Pour cause de fin de bail/La Question des chapeaux féminins au théâtre

LA QUESTION DES CHAPEAUX FÉMININS AU THÉÂTRE

Je possède une cousine, jeune encore, mais que le ciel a gratifiée du plus exorbitant des sang-froids et d’un peu commun esprit de répartie.

Ajoutons qu’elle est veuve et qu’elle jouit d’une vingtaine de mille livres de rente, ce qui n’a jamais rien gâté, n’est-ce pas ? (Rien des agences.)

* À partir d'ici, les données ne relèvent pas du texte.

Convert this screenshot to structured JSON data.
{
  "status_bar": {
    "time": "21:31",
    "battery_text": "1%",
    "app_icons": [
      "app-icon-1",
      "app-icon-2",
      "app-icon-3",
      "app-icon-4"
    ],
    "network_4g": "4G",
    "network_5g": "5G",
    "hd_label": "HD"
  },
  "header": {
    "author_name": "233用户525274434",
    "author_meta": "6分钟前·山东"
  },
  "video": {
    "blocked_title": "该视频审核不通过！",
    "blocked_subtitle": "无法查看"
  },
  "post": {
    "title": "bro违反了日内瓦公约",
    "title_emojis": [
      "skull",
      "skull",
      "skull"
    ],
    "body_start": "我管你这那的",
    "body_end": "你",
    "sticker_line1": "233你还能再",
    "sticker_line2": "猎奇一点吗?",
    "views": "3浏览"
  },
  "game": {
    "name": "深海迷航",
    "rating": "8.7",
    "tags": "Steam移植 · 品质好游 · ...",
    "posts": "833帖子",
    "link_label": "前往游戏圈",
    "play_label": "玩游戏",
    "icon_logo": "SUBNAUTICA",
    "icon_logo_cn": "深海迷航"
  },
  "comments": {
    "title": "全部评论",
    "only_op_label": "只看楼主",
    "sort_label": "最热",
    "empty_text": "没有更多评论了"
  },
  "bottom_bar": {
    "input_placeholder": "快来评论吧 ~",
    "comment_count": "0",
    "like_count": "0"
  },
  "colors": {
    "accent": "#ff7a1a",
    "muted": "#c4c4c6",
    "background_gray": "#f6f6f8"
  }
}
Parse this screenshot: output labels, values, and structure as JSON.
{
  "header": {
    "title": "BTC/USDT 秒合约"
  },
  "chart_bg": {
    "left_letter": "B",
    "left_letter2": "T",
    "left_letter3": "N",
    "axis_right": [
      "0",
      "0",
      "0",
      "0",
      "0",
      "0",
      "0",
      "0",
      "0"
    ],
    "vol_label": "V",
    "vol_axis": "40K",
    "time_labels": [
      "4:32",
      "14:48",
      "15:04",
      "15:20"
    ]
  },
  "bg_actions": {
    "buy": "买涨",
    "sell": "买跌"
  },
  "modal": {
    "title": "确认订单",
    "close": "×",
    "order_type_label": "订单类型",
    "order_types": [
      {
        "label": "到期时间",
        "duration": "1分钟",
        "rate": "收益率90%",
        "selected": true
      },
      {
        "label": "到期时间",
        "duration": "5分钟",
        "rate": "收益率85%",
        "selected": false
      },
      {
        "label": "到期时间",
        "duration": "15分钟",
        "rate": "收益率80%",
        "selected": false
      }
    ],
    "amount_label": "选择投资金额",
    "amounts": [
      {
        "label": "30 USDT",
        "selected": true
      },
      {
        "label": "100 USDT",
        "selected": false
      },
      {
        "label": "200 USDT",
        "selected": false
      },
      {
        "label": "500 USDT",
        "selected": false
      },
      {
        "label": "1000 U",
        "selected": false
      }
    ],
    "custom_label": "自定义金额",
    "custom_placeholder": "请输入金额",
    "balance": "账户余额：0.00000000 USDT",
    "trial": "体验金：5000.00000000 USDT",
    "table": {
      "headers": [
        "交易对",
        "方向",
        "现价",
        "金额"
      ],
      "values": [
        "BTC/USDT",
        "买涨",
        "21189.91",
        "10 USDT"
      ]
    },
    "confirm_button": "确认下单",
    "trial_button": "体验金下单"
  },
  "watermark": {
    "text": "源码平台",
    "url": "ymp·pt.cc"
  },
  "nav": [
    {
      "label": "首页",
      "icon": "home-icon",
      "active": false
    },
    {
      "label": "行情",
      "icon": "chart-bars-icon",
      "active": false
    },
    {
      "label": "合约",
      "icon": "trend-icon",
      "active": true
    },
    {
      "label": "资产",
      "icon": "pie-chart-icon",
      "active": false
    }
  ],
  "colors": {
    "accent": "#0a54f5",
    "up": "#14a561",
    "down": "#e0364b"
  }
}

La petite histoire qui vient de lui arriver n’est pas de nature, pour vrai dire, à déranger l’ordre établi du firmament ; mais comme elle relève du tapis de l’actualité, je vais me permettre de vous la narrer, si toutefois vous voulez bien m’y autoriser. Vous en mourez d’envie, dites-vous.

Allons-y.

Il y a peu de jours, ou plutôt peu de soirs, ma cousine se trouvait au théâtre en société de l’une de ses amies.

Ces deux dames occupaient chacune un fauteuil d’orchestre.

Tout à coup, elles se retournèrent, attirées par du vacarme.

Un gros monsieur, placé juste derrière ma cousine, menait un tapage d’enfer.

— Y a-t-il du bon sens, hurlait-il, y a-t-il du bon sens, je vous le demande, messieurs, à venir au théâtre avec un chapeau pareil !

(Ma cousine — elle est, d’ailleurs, la première à le reconnaître — était affublée, ce soir-là, d’un chapeau un peu excessif pour assister à la comédie.)

— Mais, madame, insistait le monsieur de plus en plus furibond, quand on a un chapeau comme cela, on le laisse au vestiaire.

Et autres aménités semblables.

Ma cousine, laquelle se sentait légèrement dans son tort, ne répliqua rien et, pour avoir la paix, se contenta de changer de place.

À quelques jours de là, ces deux mêmes dames se trouvèrent dans un autre théâtre, toujours aux fauteuils d’orchestre.

Soudain, qui ma cousine aperçut-elle, installé juste dans le fauteuil devant elle ?

Vous l’avez deviné, astucieuses lectrices, c’était le gros et tumultueux monsieur de l’autre soir.

Ce gros monsieur, non satisfait d’être de corps énorme, aggravait son cas par une tête plus énorme encore, une tête énorme, énorme, qu’une toison crépue hissait au fantastique dans l’énorme !

Et cela n’était encore rien, si on n’avait pas vu ses oreilles !

Oh ! ses oreilles !

Imaginez-vous deux éventails plantés dans cette tête et plantés bien perpendiculairement au plan des joues.

C’est alors que ma cousine sentit éclater au meilleur creux de son cœur l’allègre fanfare des justes revanches.

— Y a-t-il du bon sens, s’écria-t-elle, empruntant au monsieur les propres termes de son trivial répertoire, y a-t-il du bon sens, je vous le demande, messieurs et mesdames, à venir au théâtre avec une tête pareille et de telles esgourdes !

Ce fut au tour du monsieur à en mener beaucoup moins large que ses oreilles.

— Madame, balbutia-t-il, madame.

— Mais, monsieur, insista ma cousine ! quand on a une tête et des oreilles comme cela, on les laisse au vestiaire. Madame l’ouvreuse, veuillez débarrasser monsieur de sa tête et de ses oreilles, car, interposés entre la scène et moi, ces appendices me prohibent en totalité la vue du spectacle.

Le monsieur passa par toutes les couleurs de l’arc-en-ciel, sans oublier les fameux rayons ultra-violets.

Après le premier acte, il prit son air de rien, et disparut sans qu’on le revît par la suite.

Encore un, je le parie, qui n’osera plus hurler contre les chapeaux féminins au théâtre, ou s’il hurle, ce sera tout bas.